I'm trying to figure out how to turn off the disassembly view in Xcode while debugging. I'd like to just keep jumping through my code instead of getting sidetracked looking through all the assembly code. I believe there was an option for this in previous versions of Xcode under the debug menu, but I can't find any options in Xcode 4.5 (latest release). Any ideas?

Edit:

I double checked to make sure I was in fact in my own code and not in a library, and it still does this when I am in my own code. Here is a picture of what happens:

http://i1238.photobucket.com/albums/ff487/davidohyer/ScreenShot2012-10-02at35031PM.png

This occurred by just creating a new project, making a dummy function, calling that dummy function from viewDidLoad, setting a breakpoint on the function call and stepping through using F6. Any ideas? No external libraries used. I verified that the option you mentioned is turned off when this happens.

- (void)viewDidLoad
{
    [super viewDidLoad];
    // Do any additional setup after loading the view, typically from a nib.

    [self initVals];
}

-(void)initVals
{
    self.img = [[UIImageView alloc] init];
}

Solution

  • Product > Debug Workflow > Show Disassembly While Debugging

    enter image description here

    Remember you'll only be able to see your own code. Breakpoints and/or crashes that occurs inside some library or framework will just show assembly, because there's simply so source code to show.

    EDIT

    The disassembly you are showing in your edit is from UIViewController. You can see it in the sidebar, as well in the symbol stub comments in the disassembly.
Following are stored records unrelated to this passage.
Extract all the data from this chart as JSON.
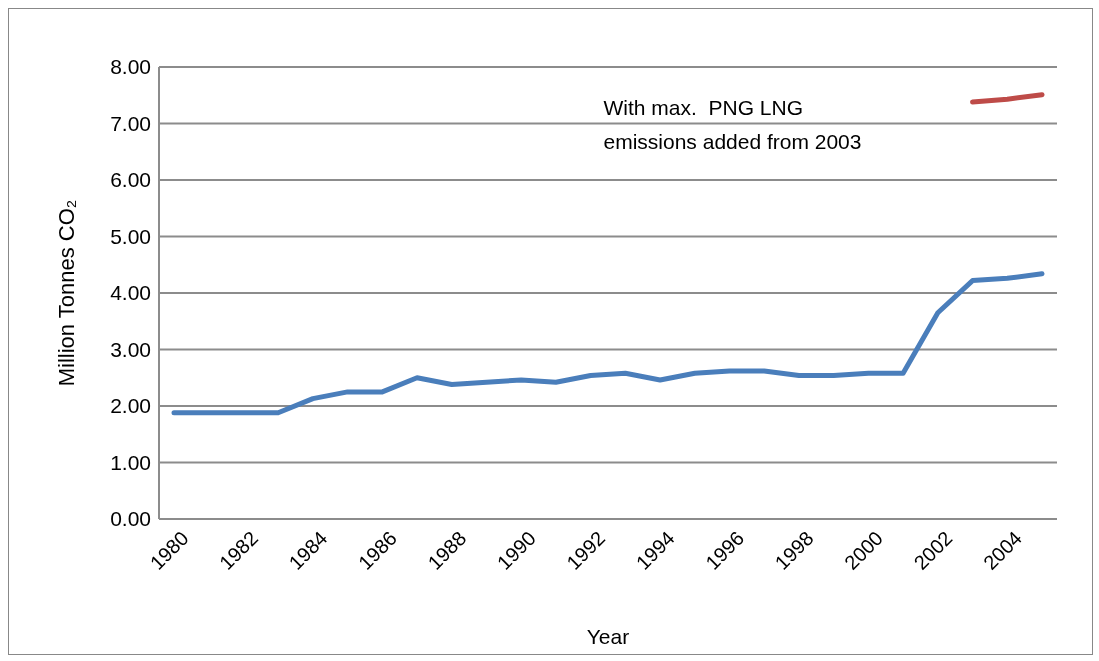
{
  "chart_data": {
    "type": "line",
    "xlabel": "Year",
    "ylabel": "Million Tonnes CO₂",
    "categories": [
      "1980",
      null,
      "1982",
      null,
      "1984",
      null,
      "1986",
      null,
      "1988",
      null,
      "1990",
      null,
      "1992",
      null,
      "1994",
      null,
      "1996",
      null,
      "1998",
      null,
      "2000",
      null,
      "2002",
      null,
      "2004",
      null
    ],
    "series": [
      {
        "color": "#4a7ebb",
        "values": [
          1.88,
          1.88,
          1.88,
          1.88,
          2.13,
          2.25,
          2.25,
          2.5,
          2.38,
          2.42,
          2.46,
          2.42,
          2.54,
          2.58,
          2.46,
          2.58,
          2.62,
          2.62,
          2.54,
          2.54,
          2.58,
          2.58,
          3.65,
          4.22,
          4.26,
          4.34
        ]
      },
      {
        "color": "#be4b48",
        "values": [
          null,
          null,
          null,
          null,
          null,
          null,
          null,
          null,
          null,
          null,
          null,
          null,
          null,
          null,
          null,
          null,
          null,
          null,
          null,
          null,
          null,
          null,
          null,
          7.38,
          7.43,
          7.51
        ]
      }
    ],
    "annotations": [
      "With max.  PNG LNG\nemissions added from 2003"
    ],
    "ylim": [
      0,
      8
    ],
    "yticks": [
      {
        "value": 0,
        "label": "0.00"
      },
      {
        "value": 1,
        "label": "1.00"
      },
      {
        "value": 2,
        "label": "2.00"
      },
      {
        "value": 3,
        "label": "3.00"
      },
      {
        "value": 4,
        "label": "4.00"
      },
      {
        "value": 5,
        "label": "5.00"
      },
      {
        "value": 6,
        "label": "6.00"
      },
      {
        "value": 7,
        "label": "7.00"
      },
      {
        "value": 8,
        "label": "8.00"
      }
    ],
    "grid": "y",
    "marker": "none",
    "line_style": "solid"
  }
}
    You may break on your own code, but then, if you step from here, you'll fatally end in some framework code.

    In your example, you break on the initVals call, from viewDidLoad on a UIViewController subclass.
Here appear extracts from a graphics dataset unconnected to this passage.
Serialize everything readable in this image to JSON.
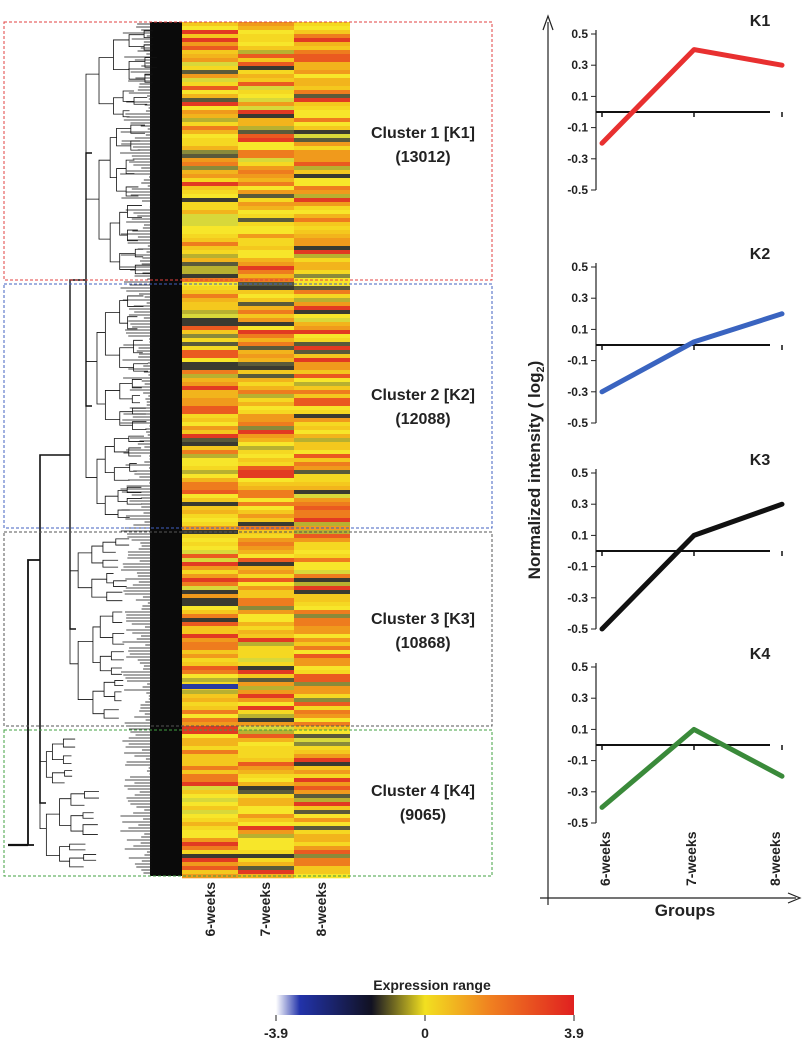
{
  "clusters": [
    {
      "label": "Cluster 1 [K1]",
      "count": "(13012)",
      "color": "#e04040"
    },
    {
      "label": "Cluster 2 [K2]",
      "count": "(12088)",
      "color": "#4060c0"
    },
    {
      "label": "Cluster 3 [K3]",
      "count": "(10868)",
      "color": "#555555"
    },
    {
      "label": "Cluster 4 [K4]",
      "count": "(9065)",
      "color": "#40a040"
    }
  ],
  "heatmap_columns": [
    "6-weeks",
    "7-weeks",
    "8-weeks"
  ],
  "colorbar": {
    "title": "Expression range",
    "min_label": "-3.9",
    "mid_label": "0",
    "max_label": "3.9",
    "colors": [
      "#ffffff",
      "#2233aa",
      "#111122",
      "#f2e020",
      "#f08020",
      "#e02020"
    ]
  },
  "chart_data": {
    "type": "line",
    "ylabel": "Normalized intensity ( log2 )",
    "ylabel_text": "Normalized intensity ( log",
    "ylabel_sub": "2",
    "ylabel_close": ")",
    "xlabel": "Groups",
    "x": [
      "6-weeks",
      "7-weeks",
      "8-weeks"
    ],
    "ylim": [
      -0.5,
      0.5
    ],
    "yticks": [
      "0.5",
      "0.3",
      "0.1",
      "-0.1",
      "-0.3",
      "-0.5"
    ],
    "series": [
      {
        "name": "K1",
        "values": [
          -0.2,
          0.4,
          0.3
        ],
        "color": "#e83030"
      },
      {
        "name": "K2",
        "values": [
          -0.3,
          0.02,
          0.2
        ],
        "color": "#3a64c0"
      },
      {
        "name": "K3",
        "values": [
          -0.5,
          0.1,
          0.3
        ],
        "color": "#111111"
      },
      {
        "name": "K4",
        "values": [
          -0.4,
          0.1,
          -0.2
        ],
        "color": "#3a8a3a"
      }
    ]
  }
}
    If you step pass the end of this, you'll end in UIViewController code, as it has still a lot of stuff to do after viewDidLoad.
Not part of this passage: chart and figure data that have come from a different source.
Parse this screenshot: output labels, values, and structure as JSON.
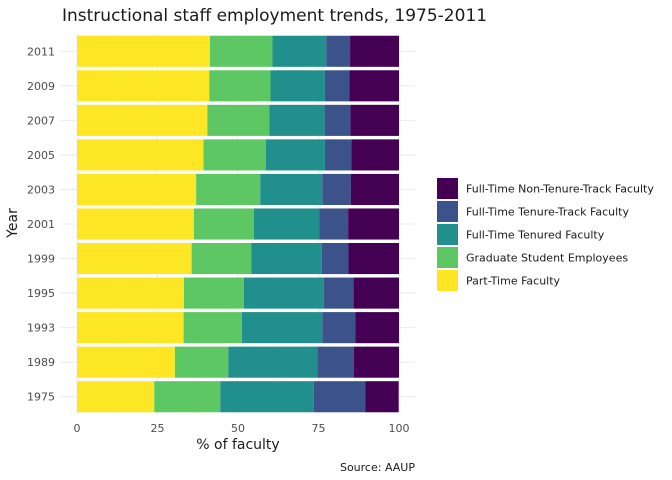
{
  "chart_data": {
    "type": "bar",
    "orientation": "horizontal",
    "stacked": true,
    "title": "Instructional staff employment trends, 1975-2011",
    "xlabel": "% of faculty",
    "ylabel": "Year",
    "caption": "Source: AAUP",
    "xlim": [
      0,
      100
    ],
    "xticks": [
      0,
      25,
      50,
      75,
      100
    ],
    "categories": [
      "1975",
      "1989",
      "1993",
      "1995",
      "1999",
      "2001",
      "2003",
      "2005",
      "2007",
      "2009",
      "2011"
    ],
    "series": [
      {
        "name": "Part-Time Faculty",
        "color": "#FDE725",
        "values": [
          24.0,
          30.4,
          33.1,
          33.2,
          35.6,
          36.3,
          37.0,
          39.3,
          40.5,
          41.1,
          41.3
        ]
      },
      {
        "name": "Graduate Student Employees",
        "color": "#5DC863",
        "values": [
          20.5,
          16.6,
          18.1,
          18.6,
          18.5,
          18.6,
          19.9,
          19.4,
          19.2,
          19.0,
          19.4
        ]
      },
      {
        "name": "Full-Time Tenured Faculty",
        "color": "#21908C",
        "values": [
          29.0,
          27.6,
          25.0,
          24.8,
          21.9,
          20.4,
          19.3,
          18.3,
          17.2,
          16.9,
          16.7
        ]
      },
      {
        "name": "Full-Time Tenure-Track Faculty",
        "color": "#3B528B",
        "values": [
          16.1,
          11.4,
          10.2,
          9.3,
          8.3,
          8.9,
          8.8,
          8.2,
          8.0,
          7.6,
          7.4
        ]
      },
      {
        "name": "Full-Time Non-Tenure-Track Faculty",
        "color": "#440154",
        "values": [
          10.3,
          14.0,
          13.6,
          14.1,
          15.7,
          15.8,
          15.0,
          14.8,
          15.1,
          15.4,
          15.2
        ]
      }
    ],
    "legend": {
      "position": "right",
      "order": [
        "Full-Time Non-Tenure-Track Faculty",
        "Full-Time Tenure-Track Faculty",
        "Full-Time Tenured Faculty",
        "Graduate Student Employees",
        "Part-Time Faculty"
      ]
    },
    "grid": true
  }
}
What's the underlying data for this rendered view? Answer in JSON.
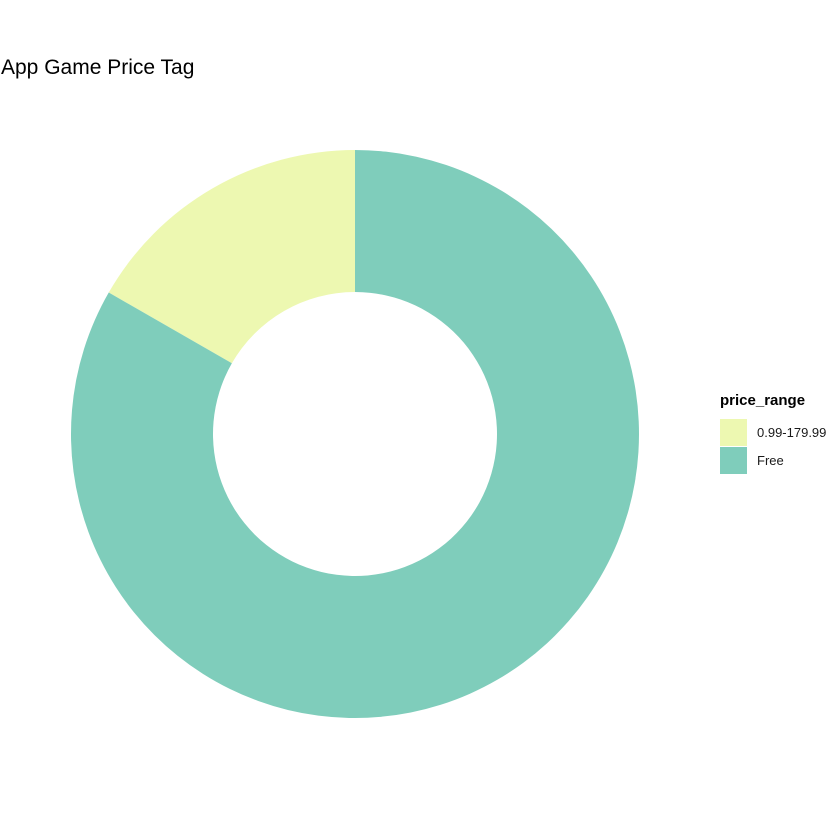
{
  "chart_data": {
    "type": "pie",
    "donut": true,
    "title": "App Game Price Tag",
    "legend_title": "price_range",
    "legend_position": "right",
    "slices": [
      {
        "label": "0.99-179.99",
        "value": 0.167,
        "color": "#EDF8B1"
      },
      {
        "label": "Free",
        "value": 0.833,
        "color": "#7FCDBB"
      }
    ]
  }
}
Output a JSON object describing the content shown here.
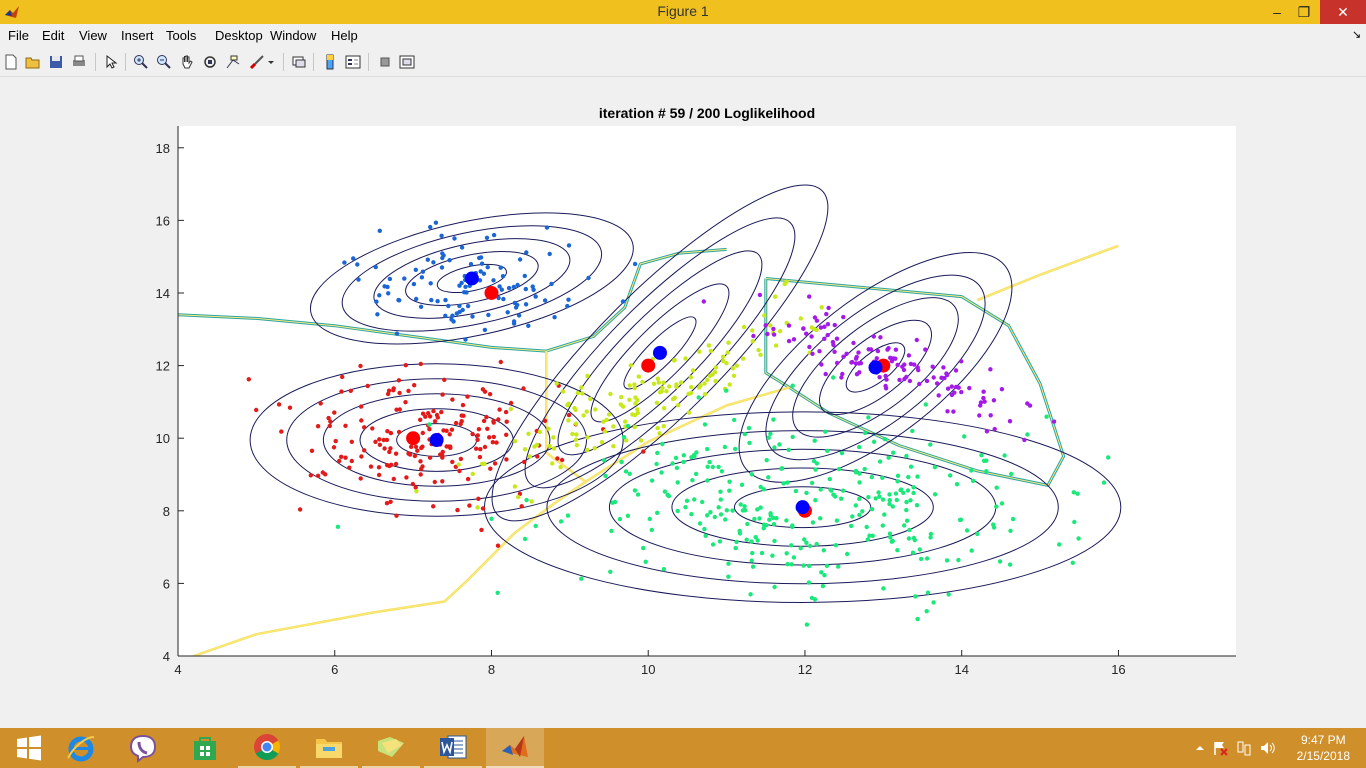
{
  "window": {
    "title": "Figure 1",
    "minimize": "–",
    "maximize": "❐",
    "close": "✕"
  },
  "menu": {
    "items": [
      "File",
      "Edit",
      "View",
      "Insert",
      "Tools",
      "Desktop",
      "Window",
      "Help"
    ],
    "dock_arrow": "↘"
  },
  "toolbar": {
    "icons": [
      "new-figure-icon",
      "open-file-icon",
      "save-figure-icon",
      "print-figure-icon",
      "edit-plot-icon",
      "zoom-in-icon",
      "zoom-out-icon",
      "pan-icon",
      "rotate-3d-icon",
      "data-cursor-icon",
      "brush-icon",
      "link-plot-icon",
      "insert-colorbar-icon",
      "insert-legend-icon",
      "hide-plot-tools-icon",
      "show-plot-tools-icon"
    ]
  },
  "chart_data": {
    "type": "scatter",
    "title": "iteration # 59 / 200 Loglikelihood",
    "xlim": [
      4,
      17.5
    ],
    "ylim": [
      4,
      18.6
    ],
    "x_ticks": [
      4,
      6,
      8,
      10,
      12,
      14,
      16
    ],
    "y_ticks": [
      4,
      6,
      8,
      10,
      12,
      14,
      16,
      18
    ],
    "grid": false,
    "clusters": [
      {
        "color": "#1a66d6",
        "mean": [
          7.75,
          14.2
        ],
        "spread": [
          0.75,
          0.75
        ],
        "count": 110
      },
      {
        "color": "#e31a1a",
        "mean": [
          7.1,
          9.9
        ],
        "spread": [
          0.85,
          1.0
        ],
        "count": 190
      },
      {
        "color": "#c7e91a",
        "mean": [
          10.0,
          11.2
        ],
        "spread": [
          0.95,
          1.35
        ],
        "count": 150
      },
      {
        "color": "#a51ae8",
        "mean": [
          13.0,
          12.1
        ],
        "spread": [
          0.75,
          0.9
        ],
        "count": 130
      },
      {
        "color": "#1ae87a",
        "mean": [
          12.0,
          8.3
        ],
        "spread": [
          1.45,
          1.25
        ],
        "count": 320
      }
    ],
    "true_means": [
      [
        8.0,
        14.0
      ],
      [
        7.0,
        10.0
      ],
      [
        10.0,
        12.0
      ],
      [
        13.0,
        12.0
      ],
      [
        12.0,
        8.0
      ]
    ],
    "estimated_means": [
      [
        7.75,
        14.4
      ],
      [
        7.3,
        9.95
      ],
      [
        10.15,
        12.35
      ],
      [
        12.9,
        11.95
      ],
      [
        11.97,
        8.1
      ]
    ],
    "colors": {
      "true_mean": "#ff0000",
      "estimated_mean": "#0000ff",
      "contour": "#1a1a5a",
      "boundary": "#f0e060"
    }
  },
  "taskbar": {
    "apps": [
      "windows-start-icon",
      "internet-explorer-icon",
      "viber-icon",
      "store-icon",
      "chrome-icon",
      "file-explorer-icon",
      "folder-icon",
      "word-icon",
      "matlab-icon"
    ],
    "tray_icons": [
      "show-hidden-icons-icon",
      "action-center-icon",
      "network-icon",
      "volume-icon"
    ],
    "time": "9:47 PM",
    "date": "2/15/2018"
  }
}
    So to resume, pay attention of the symbol names on the sidebar. Here, it just shows you're not in your subclass, but in some superclass method implementation. Hence the assembly only output.

    EDIT 2

    Imagine the following code, from a library (binary only):

    @interface Foo: NSObject
    
    - ( void )test1;
    - ( void )test2;
    - ( void )test3;
    
    @end
    

    And then you subclass it:

    @interface Bar: Foo
    
    @end
    

    Now, Foo does the following:

    - ( void )test1
    {
        [ self test2 ];
        [ self test3 ];
    }
    

    In your subclass, let's say you only override test2:

    - ( void )test2
    {
        ...
    
        /* Breakpoint here, at the end */
    }
    

    If you step from the breakpoint, you'll end in the test3 superclass implementation, which is called right after test2 from test1.

    So you'll just jump from your own code to the superclass implementation. Here again, no human readable code to show, but only assembly.